As palavras de sua mãe atingiram seu coração diretamente, a fazendo ofegar em desespero. Nenhuma dor física era tão grande quanto a dor da perda que sentia, seu contos de fadas havia se tornado um grande pesadelo e ela estava fadada a isso até sua morte.
Seu corpo estava dolorido, seus olhos ardiam e ela sentia certo inchaço no lado esquerdo do rosto, resquícios do que havia acontecido há dois dias, sequelas do ataque de fúria que seu marido teve ao descobrir que ela havia perdido mais um bebê. Ao longe, chegando sussurrados e lentos aos ouvidos das duas damas, os gemidos de Willian e uma desconhecida tornavam o ambiente ainda mais repulsivo.

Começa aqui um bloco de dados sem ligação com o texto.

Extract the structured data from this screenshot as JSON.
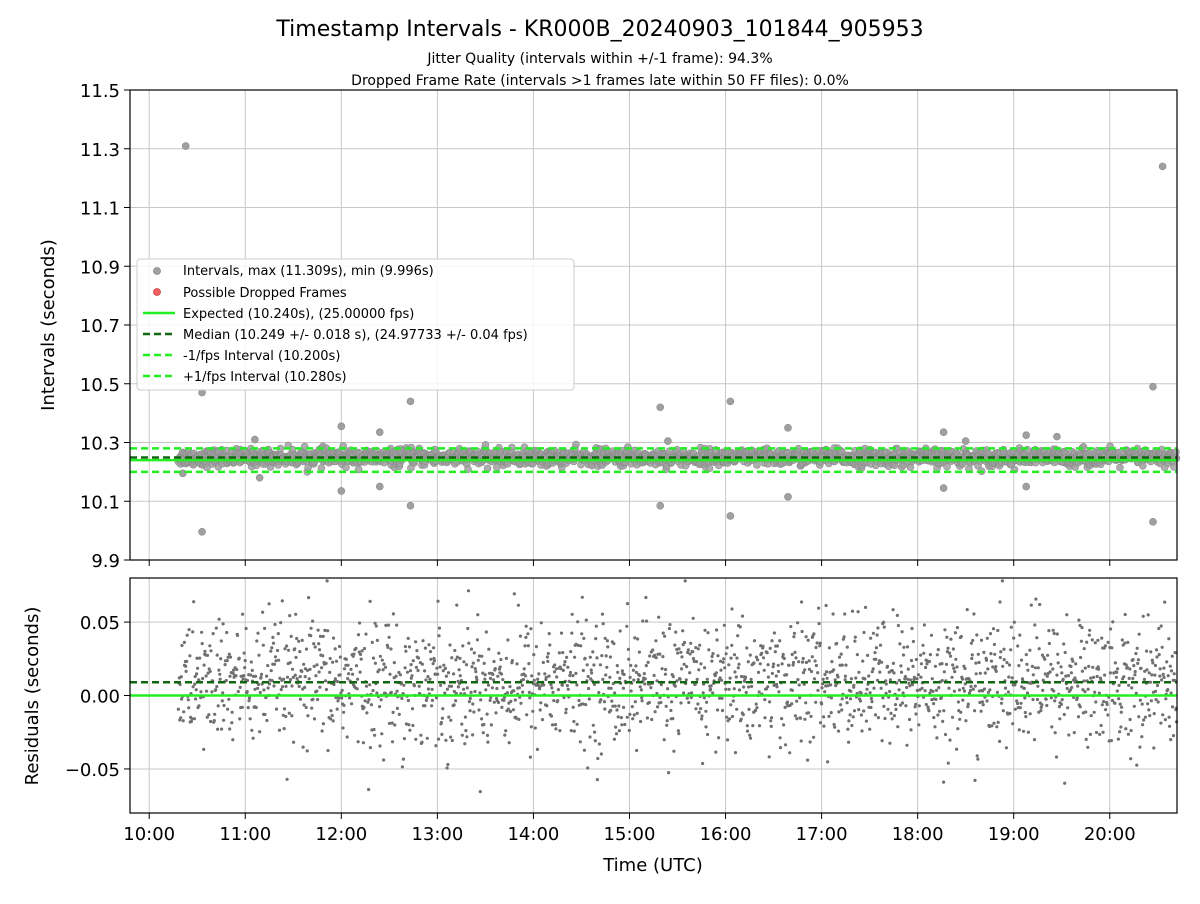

Enquanto Charlotte se recuperava das agressões e da violência, ele estava no quarto do casal, com outra mulher.
- Papai nunca fez isso com você! - ela elevou um pouco o tom, apoiando o corpo nos cotovelos, erguendo-se levemente com um gemido de dor. - Por que não me ajuda? Por que me abandonou aqui?

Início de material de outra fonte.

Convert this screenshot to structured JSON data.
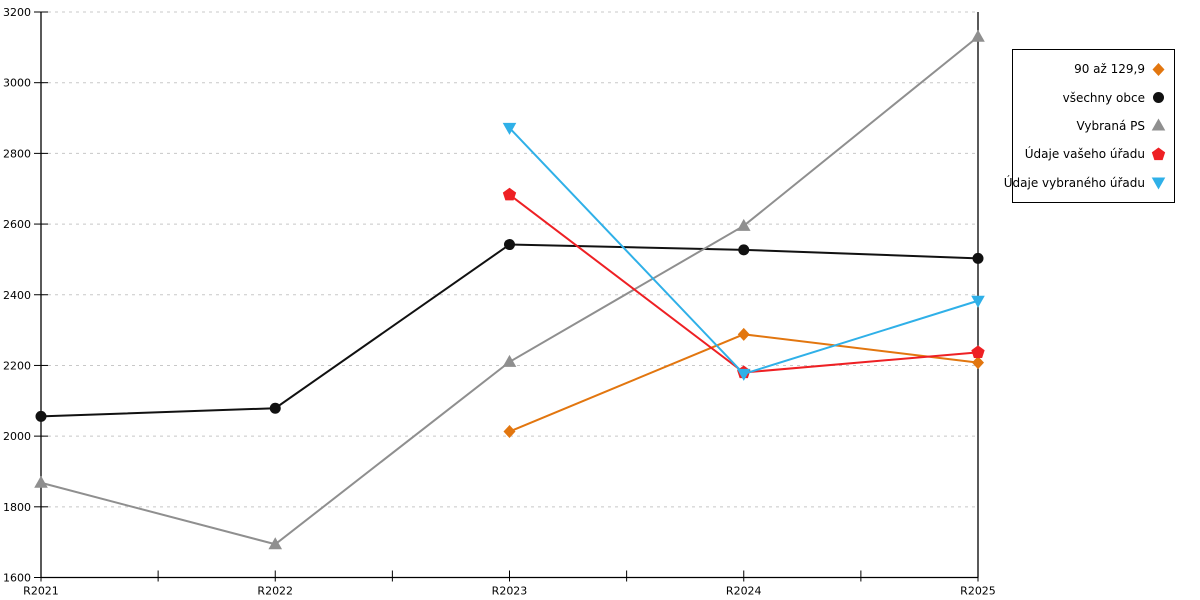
{
  "chart_data": {
    "type": "line",
    "title": "",
    "xlabel": "",
    "ylabel": "",
    "categories": [
      "R2021",
      "R2022",
      "R2023",
      "R2024",
      "R2025"
    ],
    "yticks": [
      1600,
      1800,
      2000,
      2200,
      2400,
      2600,
      2800,
      3000,
      3200
    ],
    "ylim": [
      1600,
      3200
    ],
    "grid": "horizontal-dashed",
    "grid_color": "#c8c8c8",
    "axis_color": "#000000",
    "legend_position": "right-outside",
    "series": [
      {
        "name": "90 až 129,9",
        "color": "#e2760f",
        "marker": "diamond",
        "values": [
          null,
          null,
          2013,
          2288,
          2208
        ]
      },
      {
        "name": "všechny obce",
        "color": "#111111",
        "marker": "circle",
        "values": [
          2056,
          2079,
          2542,
          2527,
          2503
        ]
      },
      {
        "name": "Vybraná PS",
        "color": "#8f8f8f",
        "marker": "triangle-up",
        "values": [
          1868,
          1694,
          2210,
          2595,
          3130
        ]
      },
      {
        "name": "Údaje vašeho úřadu",
        "color": "#ee2024",
        "marker": "pentagon",
        "values": [
          null,
          null,
          2683,
          2180,
          2237
        ]
      },
      {
        "name": "Údaje vybraného úřadu",
        "color": "#2fb0e8",
        "marker": "triangle-down",
        "values": [
          null,
          null,
          2872,
          2176,
          2383
        ]
      }
    ]
  }
}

O pedido era sofrido, choroso, mas em nada amoleceu o coração de Judith. A imagem da filha tão descuidada lhe causava sofrimento, mas também raiva e repulsa, Charlotte tinha os belos olhos vermelhos e inchados, sua pele estava seca e opaca, seus cabelos ruivos desgrenhados, estava decadente na visão da mãe. Ela deu à luz a uma mulher seca e aquilo podia arruinar suas outras filhas, quem se casaria com Chelsea e Brista se soubesse do fracasso que era o casamento de Charlotte? Para onde iria a reputação das outras duas meninas que tinha? Ela não podia arriscar.
O lapso de rebeldia fez a mais velha erguer a destra, acertando um tapa no rosto da filha, a fazendo voltar a si e à sua mansidão, mesmo em meio ao sofrimento. Charlotte sentiu o rosto arder enquanto chorava, bem baixo, encolhida entre os brancos lençóis, abraçando seu próprio corpo, desejando o fim de todo aquele pesadelo.
Os primeiros meses foram tão doces que, ao lembrar-se deles, ela tinha a certeza de que Willian era um ótimo ator, ou extremamente desequilibrado. Ele a tratava como uma rainha, ela era a luz que iluminava os dias escuros e nublados que ele tinha, ao menos até encontrá-lo bêbado pela primeira vez. Naquele dia, ela percebeu que o homem com quem casou tinha um lado que jamais desejou ter conhecido.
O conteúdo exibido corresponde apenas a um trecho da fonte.